We examined the sensitivity of the results for a dynamic game analysis with respect to the parameters of the economic model MUMOD2 and of the objective functions of the players (central bank and governments). The main result is a high robustness of the previous study with respect to the parameters in terms of the ranking of the scenarios investigated. In particular, the overall objective function values show that the full monetary and fiscal union always turns out to be the best and the uncontrolled simulation (corresponding to a regime of fixed rules) the worst institutional arrangement, as expected. The purely fiscal union is dominated by all the other not fully cooperative solutions in the overwhelming majority of the cases investigated, including the solution without any cooperation at all, showing that this (a priori unexpected) result is fairly robust, too. We provided an economic interpretation of a few cases where the fiscal union outperforms the other non-cooperative solutions.

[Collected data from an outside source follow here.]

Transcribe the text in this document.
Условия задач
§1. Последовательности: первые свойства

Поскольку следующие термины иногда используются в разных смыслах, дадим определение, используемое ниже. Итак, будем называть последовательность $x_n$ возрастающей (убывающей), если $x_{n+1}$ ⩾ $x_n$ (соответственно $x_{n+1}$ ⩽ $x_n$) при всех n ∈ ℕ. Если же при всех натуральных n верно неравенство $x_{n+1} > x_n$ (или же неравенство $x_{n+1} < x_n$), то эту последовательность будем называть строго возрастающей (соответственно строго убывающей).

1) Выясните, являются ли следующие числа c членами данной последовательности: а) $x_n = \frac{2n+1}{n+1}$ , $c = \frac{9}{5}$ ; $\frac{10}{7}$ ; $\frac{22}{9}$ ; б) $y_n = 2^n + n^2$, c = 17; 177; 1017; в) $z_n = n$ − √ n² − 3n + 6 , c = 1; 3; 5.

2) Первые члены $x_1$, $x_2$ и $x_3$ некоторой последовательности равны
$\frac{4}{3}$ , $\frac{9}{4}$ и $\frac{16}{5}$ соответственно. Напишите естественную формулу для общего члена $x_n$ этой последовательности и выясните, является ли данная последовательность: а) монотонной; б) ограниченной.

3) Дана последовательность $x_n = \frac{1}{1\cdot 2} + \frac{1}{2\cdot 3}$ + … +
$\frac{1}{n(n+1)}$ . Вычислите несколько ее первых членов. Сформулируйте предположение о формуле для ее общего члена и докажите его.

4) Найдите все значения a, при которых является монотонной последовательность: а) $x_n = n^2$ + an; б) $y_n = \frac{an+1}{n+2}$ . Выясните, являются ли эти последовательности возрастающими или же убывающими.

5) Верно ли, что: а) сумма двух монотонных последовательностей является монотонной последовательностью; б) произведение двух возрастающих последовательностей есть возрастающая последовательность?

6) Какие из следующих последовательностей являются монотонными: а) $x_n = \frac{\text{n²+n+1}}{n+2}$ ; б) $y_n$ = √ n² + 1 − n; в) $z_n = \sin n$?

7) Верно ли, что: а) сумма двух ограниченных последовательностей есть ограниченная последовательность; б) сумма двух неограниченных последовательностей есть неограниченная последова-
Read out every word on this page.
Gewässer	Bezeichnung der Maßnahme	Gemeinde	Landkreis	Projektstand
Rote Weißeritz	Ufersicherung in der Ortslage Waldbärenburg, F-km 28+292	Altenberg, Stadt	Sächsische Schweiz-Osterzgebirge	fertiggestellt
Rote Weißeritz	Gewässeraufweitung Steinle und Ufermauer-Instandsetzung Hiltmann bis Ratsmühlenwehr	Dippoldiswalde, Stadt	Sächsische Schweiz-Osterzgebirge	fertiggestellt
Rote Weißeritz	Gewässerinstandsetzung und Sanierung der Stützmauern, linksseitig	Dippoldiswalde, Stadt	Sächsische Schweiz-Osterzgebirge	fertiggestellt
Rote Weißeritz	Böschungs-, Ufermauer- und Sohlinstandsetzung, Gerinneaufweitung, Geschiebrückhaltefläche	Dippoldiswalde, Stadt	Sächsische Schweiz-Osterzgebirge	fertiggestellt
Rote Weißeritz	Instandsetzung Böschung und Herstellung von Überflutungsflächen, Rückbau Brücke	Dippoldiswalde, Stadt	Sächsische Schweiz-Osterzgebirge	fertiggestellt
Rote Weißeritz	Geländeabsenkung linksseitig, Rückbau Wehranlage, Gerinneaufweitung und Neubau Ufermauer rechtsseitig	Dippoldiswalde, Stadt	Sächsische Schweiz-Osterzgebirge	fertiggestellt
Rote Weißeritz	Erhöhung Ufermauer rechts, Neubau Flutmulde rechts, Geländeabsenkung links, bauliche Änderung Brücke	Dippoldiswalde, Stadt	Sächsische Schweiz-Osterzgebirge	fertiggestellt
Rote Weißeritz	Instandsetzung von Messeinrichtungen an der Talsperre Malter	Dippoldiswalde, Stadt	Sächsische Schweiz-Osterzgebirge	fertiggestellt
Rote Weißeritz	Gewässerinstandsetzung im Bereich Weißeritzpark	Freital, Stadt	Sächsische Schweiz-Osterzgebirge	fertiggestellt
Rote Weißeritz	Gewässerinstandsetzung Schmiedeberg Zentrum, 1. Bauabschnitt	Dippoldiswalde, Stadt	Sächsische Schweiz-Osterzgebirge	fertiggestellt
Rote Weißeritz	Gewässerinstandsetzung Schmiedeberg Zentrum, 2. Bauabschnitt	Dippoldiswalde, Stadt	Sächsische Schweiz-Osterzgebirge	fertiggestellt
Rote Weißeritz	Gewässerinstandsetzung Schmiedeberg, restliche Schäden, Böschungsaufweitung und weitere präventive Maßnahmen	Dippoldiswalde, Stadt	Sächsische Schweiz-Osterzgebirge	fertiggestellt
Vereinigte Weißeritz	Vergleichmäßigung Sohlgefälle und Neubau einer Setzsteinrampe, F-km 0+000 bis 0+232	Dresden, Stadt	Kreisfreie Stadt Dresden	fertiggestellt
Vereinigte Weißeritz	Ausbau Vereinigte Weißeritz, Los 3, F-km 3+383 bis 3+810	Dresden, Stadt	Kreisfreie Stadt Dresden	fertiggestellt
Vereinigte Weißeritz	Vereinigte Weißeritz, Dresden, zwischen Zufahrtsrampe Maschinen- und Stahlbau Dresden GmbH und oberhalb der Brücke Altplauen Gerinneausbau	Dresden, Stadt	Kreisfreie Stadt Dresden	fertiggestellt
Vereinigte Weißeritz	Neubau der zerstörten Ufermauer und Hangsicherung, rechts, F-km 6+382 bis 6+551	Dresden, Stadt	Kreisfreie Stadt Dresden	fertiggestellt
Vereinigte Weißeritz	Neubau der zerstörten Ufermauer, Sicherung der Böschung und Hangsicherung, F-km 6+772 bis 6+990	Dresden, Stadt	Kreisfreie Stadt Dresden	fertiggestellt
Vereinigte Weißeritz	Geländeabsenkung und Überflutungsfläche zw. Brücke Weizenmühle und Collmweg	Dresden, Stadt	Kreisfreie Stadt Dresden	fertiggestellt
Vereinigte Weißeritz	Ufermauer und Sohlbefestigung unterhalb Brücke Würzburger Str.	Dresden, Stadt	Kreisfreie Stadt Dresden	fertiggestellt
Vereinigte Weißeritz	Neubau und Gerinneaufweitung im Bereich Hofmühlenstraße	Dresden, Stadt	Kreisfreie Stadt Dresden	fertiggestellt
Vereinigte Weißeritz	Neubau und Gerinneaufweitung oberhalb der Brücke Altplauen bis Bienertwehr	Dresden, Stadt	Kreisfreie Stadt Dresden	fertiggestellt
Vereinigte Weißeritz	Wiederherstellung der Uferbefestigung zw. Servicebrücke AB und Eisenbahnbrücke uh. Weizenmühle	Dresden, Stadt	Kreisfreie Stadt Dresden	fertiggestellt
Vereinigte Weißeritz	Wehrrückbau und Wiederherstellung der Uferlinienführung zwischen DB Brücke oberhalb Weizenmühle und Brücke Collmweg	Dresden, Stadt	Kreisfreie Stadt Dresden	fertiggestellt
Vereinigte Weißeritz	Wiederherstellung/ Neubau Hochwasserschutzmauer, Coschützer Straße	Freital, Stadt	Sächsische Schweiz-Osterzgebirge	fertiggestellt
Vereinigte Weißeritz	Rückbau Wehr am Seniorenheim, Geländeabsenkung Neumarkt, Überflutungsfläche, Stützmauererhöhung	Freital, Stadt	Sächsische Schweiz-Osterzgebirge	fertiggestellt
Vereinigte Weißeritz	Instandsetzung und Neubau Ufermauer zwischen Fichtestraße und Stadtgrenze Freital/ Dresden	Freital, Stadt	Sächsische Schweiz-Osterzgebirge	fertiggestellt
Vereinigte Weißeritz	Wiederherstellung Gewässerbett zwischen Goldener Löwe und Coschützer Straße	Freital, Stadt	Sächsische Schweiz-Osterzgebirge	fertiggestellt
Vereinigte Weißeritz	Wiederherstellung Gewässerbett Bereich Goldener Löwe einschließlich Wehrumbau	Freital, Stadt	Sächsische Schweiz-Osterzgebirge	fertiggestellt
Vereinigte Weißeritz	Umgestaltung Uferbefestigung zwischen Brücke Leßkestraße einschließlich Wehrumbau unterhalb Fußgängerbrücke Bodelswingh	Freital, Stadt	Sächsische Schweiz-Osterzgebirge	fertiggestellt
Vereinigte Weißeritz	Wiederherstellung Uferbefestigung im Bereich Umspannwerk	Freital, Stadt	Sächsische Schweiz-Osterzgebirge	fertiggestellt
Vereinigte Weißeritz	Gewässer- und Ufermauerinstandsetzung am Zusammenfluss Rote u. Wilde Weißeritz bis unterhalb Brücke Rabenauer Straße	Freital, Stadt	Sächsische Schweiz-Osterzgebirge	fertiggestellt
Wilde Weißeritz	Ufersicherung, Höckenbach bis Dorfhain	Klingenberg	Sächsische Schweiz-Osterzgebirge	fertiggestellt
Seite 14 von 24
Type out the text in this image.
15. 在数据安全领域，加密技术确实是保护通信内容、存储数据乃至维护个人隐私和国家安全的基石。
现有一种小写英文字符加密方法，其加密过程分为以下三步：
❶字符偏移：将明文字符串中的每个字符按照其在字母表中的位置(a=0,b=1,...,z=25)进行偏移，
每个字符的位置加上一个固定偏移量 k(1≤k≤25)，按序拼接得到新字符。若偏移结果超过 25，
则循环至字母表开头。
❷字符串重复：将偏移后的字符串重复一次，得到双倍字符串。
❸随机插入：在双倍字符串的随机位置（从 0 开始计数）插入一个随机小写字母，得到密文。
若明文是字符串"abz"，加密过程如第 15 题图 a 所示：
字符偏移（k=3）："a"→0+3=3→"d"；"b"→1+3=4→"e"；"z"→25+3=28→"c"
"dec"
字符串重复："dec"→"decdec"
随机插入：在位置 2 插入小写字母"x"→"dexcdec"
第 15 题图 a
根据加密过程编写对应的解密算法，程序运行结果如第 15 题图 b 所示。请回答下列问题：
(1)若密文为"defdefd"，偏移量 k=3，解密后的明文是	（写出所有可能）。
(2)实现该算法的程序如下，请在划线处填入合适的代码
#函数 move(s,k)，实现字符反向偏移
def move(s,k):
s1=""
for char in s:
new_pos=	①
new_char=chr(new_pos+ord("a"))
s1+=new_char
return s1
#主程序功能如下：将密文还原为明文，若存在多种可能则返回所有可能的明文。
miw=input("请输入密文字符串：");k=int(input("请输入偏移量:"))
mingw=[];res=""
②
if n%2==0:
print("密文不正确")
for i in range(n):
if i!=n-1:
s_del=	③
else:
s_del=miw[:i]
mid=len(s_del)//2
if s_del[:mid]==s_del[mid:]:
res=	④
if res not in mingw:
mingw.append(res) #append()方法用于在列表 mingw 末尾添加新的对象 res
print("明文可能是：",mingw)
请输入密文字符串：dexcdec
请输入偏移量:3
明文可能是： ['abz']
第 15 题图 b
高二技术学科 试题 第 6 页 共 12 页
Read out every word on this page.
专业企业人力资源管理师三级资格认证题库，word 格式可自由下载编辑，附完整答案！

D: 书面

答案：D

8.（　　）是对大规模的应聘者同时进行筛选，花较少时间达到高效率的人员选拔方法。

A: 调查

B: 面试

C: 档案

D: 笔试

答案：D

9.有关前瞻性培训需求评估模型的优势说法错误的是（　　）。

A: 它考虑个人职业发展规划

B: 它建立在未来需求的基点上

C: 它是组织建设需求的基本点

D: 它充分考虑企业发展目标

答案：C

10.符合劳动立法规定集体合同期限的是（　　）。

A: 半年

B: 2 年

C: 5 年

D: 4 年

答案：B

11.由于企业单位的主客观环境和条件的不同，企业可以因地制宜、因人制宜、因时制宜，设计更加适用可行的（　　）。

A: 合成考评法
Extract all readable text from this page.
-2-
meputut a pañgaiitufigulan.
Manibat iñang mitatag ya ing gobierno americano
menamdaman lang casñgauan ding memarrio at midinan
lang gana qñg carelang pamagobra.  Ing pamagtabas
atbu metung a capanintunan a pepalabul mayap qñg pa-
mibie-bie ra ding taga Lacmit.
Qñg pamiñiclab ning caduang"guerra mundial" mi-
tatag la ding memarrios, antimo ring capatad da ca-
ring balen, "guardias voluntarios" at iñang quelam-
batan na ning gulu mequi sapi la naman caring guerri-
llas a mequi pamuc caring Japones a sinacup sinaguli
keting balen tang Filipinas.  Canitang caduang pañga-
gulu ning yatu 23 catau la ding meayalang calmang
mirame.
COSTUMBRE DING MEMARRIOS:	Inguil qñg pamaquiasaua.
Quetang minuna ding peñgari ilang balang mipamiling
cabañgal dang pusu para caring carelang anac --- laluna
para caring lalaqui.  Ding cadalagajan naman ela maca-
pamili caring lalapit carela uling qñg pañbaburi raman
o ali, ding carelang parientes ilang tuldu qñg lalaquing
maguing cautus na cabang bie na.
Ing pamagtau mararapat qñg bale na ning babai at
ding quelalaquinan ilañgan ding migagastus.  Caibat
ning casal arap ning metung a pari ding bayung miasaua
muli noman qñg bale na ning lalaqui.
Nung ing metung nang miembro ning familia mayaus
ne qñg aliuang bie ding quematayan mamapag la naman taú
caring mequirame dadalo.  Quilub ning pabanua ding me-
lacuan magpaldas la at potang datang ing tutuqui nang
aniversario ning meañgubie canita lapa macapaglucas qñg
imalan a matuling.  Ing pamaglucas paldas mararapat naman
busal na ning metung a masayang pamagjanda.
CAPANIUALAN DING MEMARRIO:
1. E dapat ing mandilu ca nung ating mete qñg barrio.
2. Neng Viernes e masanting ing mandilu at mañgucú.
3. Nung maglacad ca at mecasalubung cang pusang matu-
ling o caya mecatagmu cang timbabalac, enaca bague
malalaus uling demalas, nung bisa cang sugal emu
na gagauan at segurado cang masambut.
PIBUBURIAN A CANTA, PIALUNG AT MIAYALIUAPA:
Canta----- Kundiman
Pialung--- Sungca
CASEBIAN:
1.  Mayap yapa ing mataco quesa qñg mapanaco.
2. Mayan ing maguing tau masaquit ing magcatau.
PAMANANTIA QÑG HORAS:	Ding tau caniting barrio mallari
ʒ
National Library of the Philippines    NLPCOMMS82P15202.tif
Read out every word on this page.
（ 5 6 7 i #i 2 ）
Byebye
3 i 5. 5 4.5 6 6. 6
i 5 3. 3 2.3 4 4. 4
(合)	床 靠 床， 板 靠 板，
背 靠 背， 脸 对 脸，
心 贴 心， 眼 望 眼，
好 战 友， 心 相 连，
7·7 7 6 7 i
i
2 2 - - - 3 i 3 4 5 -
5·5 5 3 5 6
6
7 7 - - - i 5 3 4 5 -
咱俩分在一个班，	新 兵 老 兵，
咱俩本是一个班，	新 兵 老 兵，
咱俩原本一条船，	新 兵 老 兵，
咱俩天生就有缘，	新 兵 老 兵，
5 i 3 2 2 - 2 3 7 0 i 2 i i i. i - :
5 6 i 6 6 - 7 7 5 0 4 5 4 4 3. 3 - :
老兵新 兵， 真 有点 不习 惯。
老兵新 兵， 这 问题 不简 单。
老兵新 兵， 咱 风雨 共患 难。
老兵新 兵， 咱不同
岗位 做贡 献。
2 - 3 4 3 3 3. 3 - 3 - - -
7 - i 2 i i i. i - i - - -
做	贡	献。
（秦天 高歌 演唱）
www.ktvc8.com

Of course, it would be premature to conclude from this analysis that a fiscal union would be inferior to non-cooperation or partial cooperation in most situations similar to the ones examined here. To obtain more insights into this question, further research will be required. This will include extending the analysis to cover more players (corresponding to the number of countries within the Eurozone), using more sophisticated macroeconomic models, such as DSGE models and/or econometrically estimated models, and a more thorough study of the objective functions of the central bank and the governments. In any case, the possibility of negative effects caused by the governments of a monetary union (including the Eurozone) cooperating in a fiscal union directed at stabilizing the economy without the strong cooperation of the common central bank can serve as a warning against implementing such proposals.